IX

EXPERIMENTS


IX

EXPERIMENTS

We are all speculating about the changes to be brought about in this century from which we women hope so much, and a great many people are making practical experiments. Myself, I am of that tranquil nature which willingly follows the advice of Punch when he says: “Never practise what you preach, to do so is to hold up your opinions to obvious ridicule.”

I must confess to an altogether selfish concern for my own comfort. I dislike the home because it means that one has to live with people who are privileged to behave without politeness in each other’s company. Most of us share the feeling, I think, that we like to be the worst-behaved person present. This can only be achieved satisfactorily to all when one lives by oneself. My own experiments have mostly been in the attempt to modify the solitary life with an exactly pleasant proportion of social life. I was brought up in a large family until I was twenty-three, and I lived the orthodox married life for four years, so that I have given home and the family as much trial as seemed necessary.

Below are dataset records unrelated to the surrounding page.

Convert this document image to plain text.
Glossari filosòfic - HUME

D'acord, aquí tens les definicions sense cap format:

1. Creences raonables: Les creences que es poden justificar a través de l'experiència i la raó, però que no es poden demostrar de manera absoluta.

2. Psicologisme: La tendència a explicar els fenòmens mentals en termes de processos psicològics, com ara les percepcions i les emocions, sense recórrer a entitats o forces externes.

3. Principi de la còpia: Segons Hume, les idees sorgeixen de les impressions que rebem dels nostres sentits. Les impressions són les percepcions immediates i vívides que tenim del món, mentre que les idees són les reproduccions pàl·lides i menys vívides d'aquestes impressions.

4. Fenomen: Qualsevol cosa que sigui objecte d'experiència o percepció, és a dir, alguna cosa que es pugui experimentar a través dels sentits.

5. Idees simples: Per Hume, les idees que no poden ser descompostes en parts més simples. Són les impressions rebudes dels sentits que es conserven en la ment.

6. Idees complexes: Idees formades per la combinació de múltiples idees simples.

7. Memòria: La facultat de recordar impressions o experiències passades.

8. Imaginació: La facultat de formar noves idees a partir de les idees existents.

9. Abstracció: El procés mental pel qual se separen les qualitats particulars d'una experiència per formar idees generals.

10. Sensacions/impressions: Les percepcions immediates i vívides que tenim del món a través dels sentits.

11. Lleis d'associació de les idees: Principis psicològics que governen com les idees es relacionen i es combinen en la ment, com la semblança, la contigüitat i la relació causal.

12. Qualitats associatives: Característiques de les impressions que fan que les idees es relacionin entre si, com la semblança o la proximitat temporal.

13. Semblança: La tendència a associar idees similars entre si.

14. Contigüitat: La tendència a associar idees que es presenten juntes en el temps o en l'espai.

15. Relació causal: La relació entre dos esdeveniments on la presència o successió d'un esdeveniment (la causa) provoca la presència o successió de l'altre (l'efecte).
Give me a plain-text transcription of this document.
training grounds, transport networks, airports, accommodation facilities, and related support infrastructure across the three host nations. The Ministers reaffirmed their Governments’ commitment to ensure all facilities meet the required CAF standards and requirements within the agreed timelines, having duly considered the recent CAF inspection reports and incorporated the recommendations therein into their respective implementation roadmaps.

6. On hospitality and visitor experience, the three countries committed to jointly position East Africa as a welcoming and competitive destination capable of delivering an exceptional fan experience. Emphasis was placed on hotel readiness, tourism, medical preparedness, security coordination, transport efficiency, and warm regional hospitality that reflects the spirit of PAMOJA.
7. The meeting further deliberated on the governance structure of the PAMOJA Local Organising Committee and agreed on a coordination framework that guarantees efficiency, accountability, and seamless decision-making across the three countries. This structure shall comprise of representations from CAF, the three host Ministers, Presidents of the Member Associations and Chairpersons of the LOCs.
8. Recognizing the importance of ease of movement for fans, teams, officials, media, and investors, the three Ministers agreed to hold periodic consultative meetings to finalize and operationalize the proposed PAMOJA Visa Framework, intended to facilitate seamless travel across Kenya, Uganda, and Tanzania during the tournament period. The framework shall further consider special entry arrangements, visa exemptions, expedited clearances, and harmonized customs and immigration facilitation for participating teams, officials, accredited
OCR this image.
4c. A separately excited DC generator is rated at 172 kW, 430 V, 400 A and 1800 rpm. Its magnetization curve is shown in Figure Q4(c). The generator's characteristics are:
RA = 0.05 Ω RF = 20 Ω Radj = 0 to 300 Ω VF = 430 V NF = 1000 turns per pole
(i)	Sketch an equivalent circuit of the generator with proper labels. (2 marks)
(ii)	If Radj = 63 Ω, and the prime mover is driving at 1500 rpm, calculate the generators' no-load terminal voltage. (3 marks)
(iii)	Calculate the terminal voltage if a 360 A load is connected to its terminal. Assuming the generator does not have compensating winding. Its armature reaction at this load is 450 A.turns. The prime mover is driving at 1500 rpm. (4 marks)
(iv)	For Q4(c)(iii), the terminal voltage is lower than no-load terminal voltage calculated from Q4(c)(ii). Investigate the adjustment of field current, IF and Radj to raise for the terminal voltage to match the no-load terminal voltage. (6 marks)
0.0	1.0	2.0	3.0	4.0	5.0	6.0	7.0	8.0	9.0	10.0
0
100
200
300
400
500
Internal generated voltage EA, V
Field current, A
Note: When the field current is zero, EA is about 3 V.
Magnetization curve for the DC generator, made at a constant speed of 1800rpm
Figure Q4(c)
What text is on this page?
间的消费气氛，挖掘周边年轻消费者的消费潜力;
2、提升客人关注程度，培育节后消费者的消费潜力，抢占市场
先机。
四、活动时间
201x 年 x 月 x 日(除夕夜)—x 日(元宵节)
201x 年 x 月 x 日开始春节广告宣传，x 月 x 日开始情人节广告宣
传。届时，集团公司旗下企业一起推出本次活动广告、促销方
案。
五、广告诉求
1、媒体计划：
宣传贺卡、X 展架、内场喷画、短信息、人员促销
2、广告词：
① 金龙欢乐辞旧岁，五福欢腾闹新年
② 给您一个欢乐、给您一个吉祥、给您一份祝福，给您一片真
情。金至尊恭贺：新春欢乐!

As a hermit with mitigating friends and enemies, and the various societies I have helped to run, my life has been unusually full of varied interests. I have no regrets, because my failures have been some of my most valuable experiences, and my moments of bitterness have been the cause of my greatest contentment.

At the same time, one is horribly afraid that one might induce courage in some other person whose heart is too tender to get through trouble. One is rather apt to dread the grey life of a patient woman without any kind of artistic talent, who makes a muddle of her affairs because she religiously practises instead of preaching.